Write Reusable, Composable and Modular R Code
‘box’ can be installed from CRAN:
install.packages('box')
Alternatively, the current development version can be installed from GitHub.
Note that the main branch cannot be installed directly, since it intentionally
misses generated files; instead, ‘box’ needs to be installed from the
auto-generated dev
branch, which is built on R-universe:
install.packages('box', repos = 'https://klmr.r-universe.dev')
‘box’ allows organising R code in a more modular way, via two mechanisms:
- It enables writing modular code by treating files and folders of R code as independent (potentially nested) modules, without requiring the user to wrap reusable code into packages.
- It provides a new syntax to import reusable code (both from packages and from
modules) which is more powerful and less error-prone than
library
orrequire
, by limiting the number of names that are made available.
Code doesn’t have to be wrapped into an R package to be reusable.

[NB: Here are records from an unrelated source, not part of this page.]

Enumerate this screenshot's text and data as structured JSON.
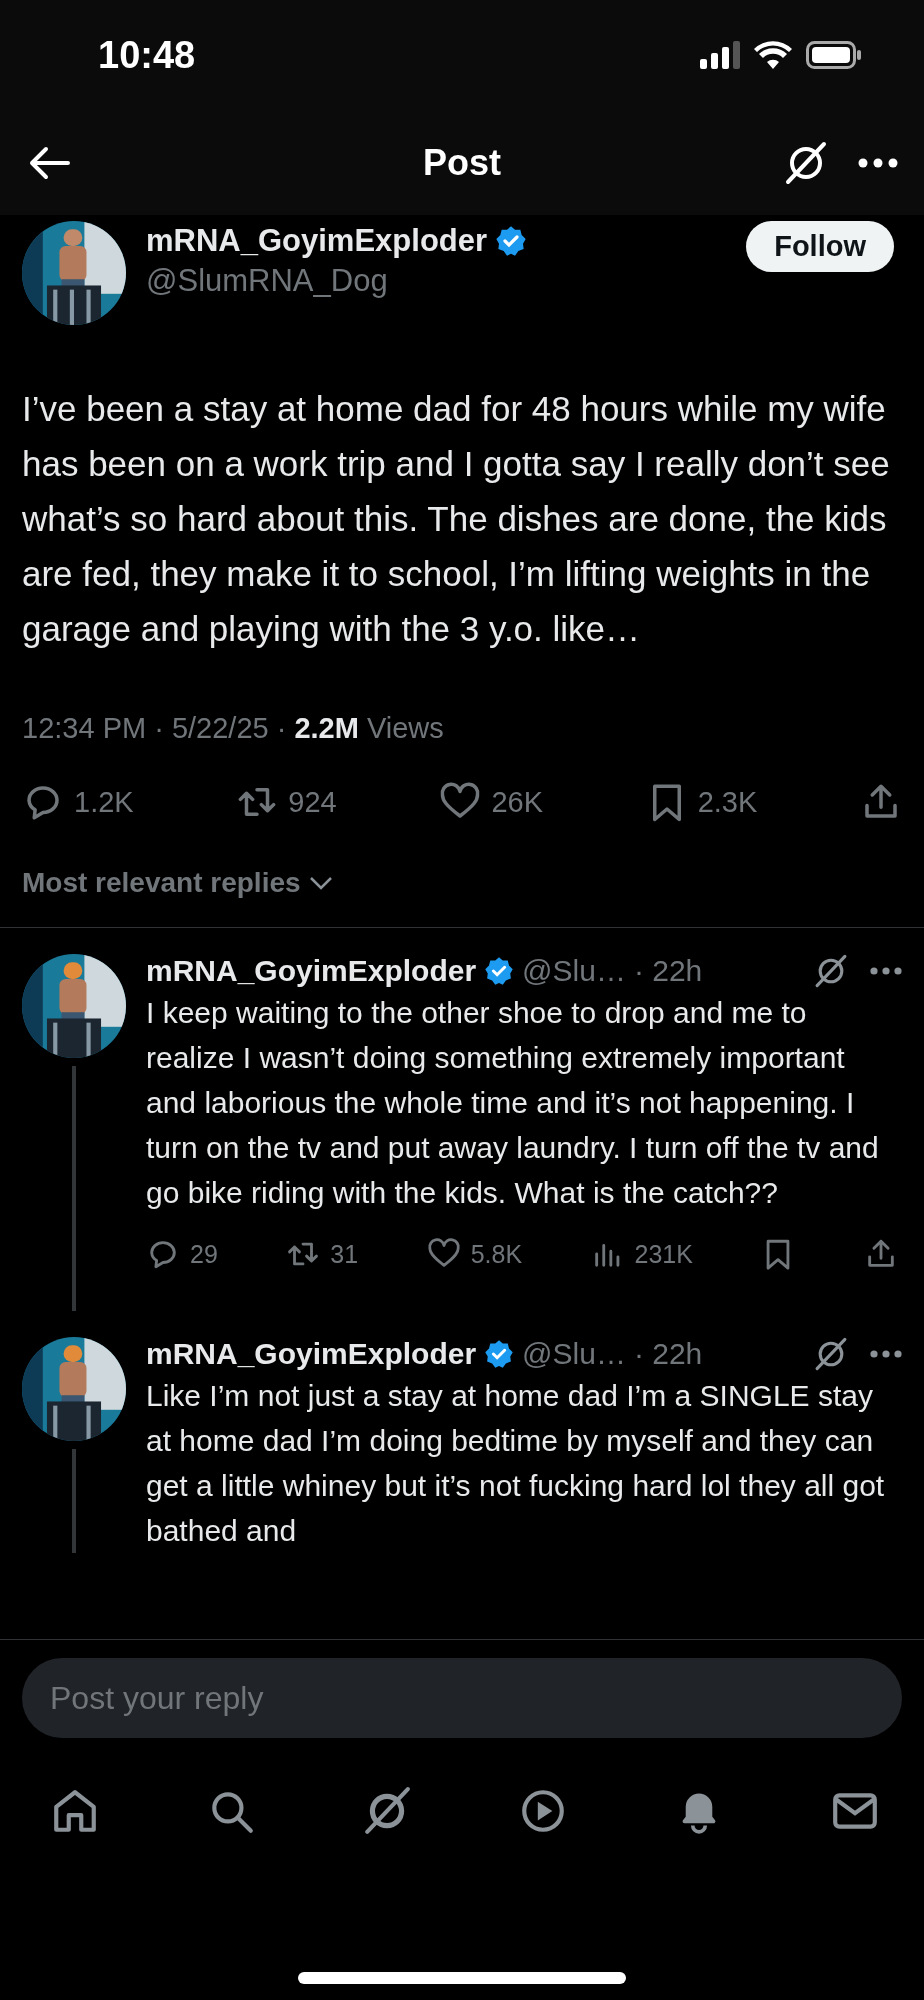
{
  "status_bar": {
    "time": "10:48"
  },
  "header": {
    "title": "Post"
  },
  "post": {
    "author": {
      "name": "mRNA_GoyimExploder",
      "verified": true,
      "handle": "@SlumRNA_Dog"
    },
    "follow_button": "Follow",
    "text": "I’ve been a stay at home dad for 48 hours while my wife has been on a work trip and I gotta say I really don’t see what’s so hard about this. The dishes are done, the kids are fed, they make it to school, I’m lifting weights in the garage and playing with the 3 y.o. like…",
    "meta": "12:34 PM · 5/22/25 · **2.2M** Views",
    "actions": [
      {
        "kind": "reply",
        "count": "1.2K"
      },
      {
        "kind": "repost",
        "count": "924"
      },
      {
        "kind": "like",
        "count": "26K"
      },
      {
        "kind": "bookmark",
        "count": "2.3K"
      },
      {
        "kind": "share"
      }
    ]
  },
  "replies_sort": "Most relevant replies",
  "replies": [
    {
      "name": "mRNA_GoyimExploder",
      "verified": true,
      "handle": "@Slu…",
      "time": "· 22h",
      "text": "I keep waiting to the other shoe to drop and me to realize I wasn’t doing something extremely important and laborious the whole time and it’s not happening. I turn on the tv and put away laundry. I turn off the tv and go bike riding with the kids. What is the catch??",
      "actions": [
        {
          "kind": "reply",
          "count": "29"
        },
        {
          "kind": "repost",
          "count": "31"
        },
        {
          "kind": "like",
          "count": "5.8K"
        },
        {
          "kind": "views",
          "count": "231K"
        },
        {
          "kind": "bookmark"
        },
        {
          "kind": "share"
        }
      ]
    },
    {
      "name": "mRNA_GoyimExploder",
      "verified": true,
      "handle": "@Slu…",
      "time": "· 22h",
      "text": "Like I’m not just a stay at home dad I’m a SINGLE stay at home dad I’m doing bedtime by myself and they can get a little whiney but it’s not fucking hard lol they all got bathed and"
    }
  ],
  "reply_field": {
    "placeholder": "Post your reply"
  },
  "tab_bar": [
    {
      "kind": "home",
      "selected": false
    },
    {
      "kind": "search",
      "selected": false
    },
    {
      "kind": "grok",
      "selected": false
    },
    {
      "kind": "video",
      "selected": false
    },
    {
      "kind": "notifications",
      "selected": true
    },
    {
      "kind": "messages",
      "selected": false
    }
  ]
}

With ‘box’,
regular R files form reusable R modules that can be used elsewhere. Just put
the export directive #' @export
in front of names that should be exported,
e.g.:
#' @export
hello = function (name) {
message('Hello, ', name, '!')
}
#' @export
bye = function (name) {
message('Goodbye ', name, '!')
}
Existing R scripts without @export
directives can also be used as modules. In
that case, all names inside the file will be exported, unless they start with a
dot (.
).
Such modules can be stored in a central module search path (configured via
options('box.path')
) analogous to the R package library, or locally in
individual projects. Let’s assume the module we just defined is stored in a file
hello_world.r
inside a directory box
, which is inside the module search
path. Then the following code imports and uses it:
box::use(box/hello_world)
hello_world$hello('Ross')
#> Hello, Ross!
Modules are a lot like packages. But they are easier to write and use (often without requiring any set-up), and they offer some other nice features that set them apart from packages (such as the ability to be nested hierarchically).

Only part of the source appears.